Model Inference Platform (AWS SageMaker):
Purpose: Deploy models for real-time inference.
Technology Evaluation: Elastic Beanstalk, ECS, AWS SageMaker.
Technology Choice (SageMaker):
Very easy to set up (model up and running in a day).
Provides direct integration with MLFlow (can deploy models from MLFlow to SageMaker with a single command).
Handles inbuilt auto-scaling, logging, and monitoring.
Monitoring: Grafana dashboards show invocations and model latency for deployed SageMaker endpoints.
ML Gateway (In-house Go service - “Feature Enricher”):
Purpose: A system to stitch everything together for real-time inference. Acts as a central point for applications to call for predictions.
Functionality:
Receives predict API call from an application.

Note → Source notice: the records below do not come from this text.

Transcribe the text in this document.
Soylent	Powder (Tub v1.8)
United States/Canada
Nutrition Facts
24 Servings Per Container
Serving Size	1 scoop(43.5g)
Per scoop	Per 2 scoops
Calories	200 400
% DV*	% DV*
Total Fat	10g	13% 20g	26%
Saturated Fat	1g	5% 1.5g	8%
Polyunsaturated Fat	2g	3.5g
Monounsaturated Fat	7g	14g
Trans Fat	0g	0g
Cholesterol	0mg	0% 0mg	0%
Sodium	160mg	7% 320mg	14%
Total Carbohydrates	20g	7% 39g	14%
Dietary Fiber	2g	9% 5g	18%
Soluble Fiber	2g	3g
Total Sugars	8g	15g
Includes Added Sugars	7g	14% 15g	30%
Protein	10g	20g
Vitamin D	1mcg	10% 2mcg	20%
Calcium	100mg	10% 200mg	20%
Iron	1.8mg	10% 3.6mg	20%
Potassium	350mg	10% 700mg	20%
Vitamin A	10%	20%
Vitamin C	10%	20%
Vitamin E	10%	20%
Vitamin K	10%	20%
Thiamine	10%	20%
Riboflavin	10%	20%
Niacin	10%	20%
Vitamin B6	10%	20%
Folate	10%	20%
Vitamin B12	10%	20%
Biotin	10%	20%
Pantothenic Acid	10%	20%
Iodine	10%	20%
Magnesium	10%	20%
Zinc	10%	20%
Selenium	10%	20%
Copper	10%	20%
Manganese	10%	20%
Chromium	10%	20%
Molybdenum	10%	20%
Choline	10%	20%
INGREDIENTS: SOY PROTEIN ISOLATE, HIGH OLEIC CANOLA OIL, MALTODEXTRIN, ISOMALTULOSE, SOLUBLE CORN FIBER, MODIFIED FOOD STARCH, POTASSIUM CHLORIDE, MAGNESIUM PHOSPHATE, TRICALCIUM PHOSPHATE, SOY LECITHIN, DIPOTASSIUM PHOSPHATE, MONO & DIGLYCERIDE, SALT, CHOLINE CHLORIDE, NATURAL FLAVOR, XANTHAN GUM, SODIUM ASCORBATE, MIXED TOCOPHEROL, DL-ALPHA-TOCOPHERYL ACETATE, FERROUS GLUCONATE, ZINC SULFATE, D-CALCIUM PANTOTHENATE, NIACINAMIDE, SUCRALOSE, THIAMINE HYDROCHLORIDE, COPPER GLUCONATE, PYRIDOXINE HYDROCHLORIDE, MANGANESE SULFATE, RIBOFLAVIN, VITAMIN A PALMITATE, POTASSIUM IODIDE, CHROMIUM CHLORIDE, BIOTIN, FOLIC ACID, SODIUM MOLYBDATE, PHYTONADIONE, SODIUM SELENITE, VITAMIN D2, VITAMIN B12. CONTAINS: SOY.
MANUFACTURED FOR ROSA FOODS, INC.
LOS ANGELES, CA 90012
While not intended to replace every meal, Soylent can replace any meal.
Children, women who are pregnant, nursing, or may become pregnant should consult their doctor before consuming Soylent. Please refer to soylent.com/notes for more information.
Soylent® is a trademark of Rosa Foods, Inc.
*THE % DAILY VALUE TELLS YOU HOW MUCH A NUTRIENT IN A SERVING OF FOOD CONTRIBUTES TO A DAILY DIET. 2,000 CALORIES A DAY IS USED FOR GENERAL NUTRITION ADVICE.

Fetches necessary features from the Feature Store (both real-time Redis and static Cassandra).
Enriches the request with these features.
Sends the enriched request to AWS SageMaker for inference.
Gets the inference result and sends it back to the application.
Implementation: KPT Plan (YAML configuration) defines the workflow for the ML Gateway (fetch features, get KPT prediction from SageMaker, publish).
Final Architecture Diagram:
Data Scientist Workflow: Creates models and logs them in MLFlow.
Deployment: Engineers deploy models from MLFlow to AWS SageMaker.
Real-Time Path:
Application calls ML Gateway.
ML Gateway enriches API call with features from Feature Store.
ML Gateway calls SageMaker using enriched features.
SageMaker returns inference to ML Gateway, then to Application.
Feature Generation Path:
Backend generates events to Flink via Kafka.
Flink performs real-time feature computation.
Flink publishes real-time features to the Feature Store (Redis) via Kafka.
Data scientists publish static features to the Feature Store (Cassandra) via Kafka (or other batch processes).
Future Work
Ability to shadow models: Test new models (e.g., KPT V2) on real traffic via ML Gateway before taking them live, without impacting users.
Archiving real-time features to S3: Store features from Redis/Feature Store to S3 for model retraining.
Ability to retrain models automatically: Schedule model retraining at a fixed frequency.
Tracking model performance online: Continuously monitor model performance in production.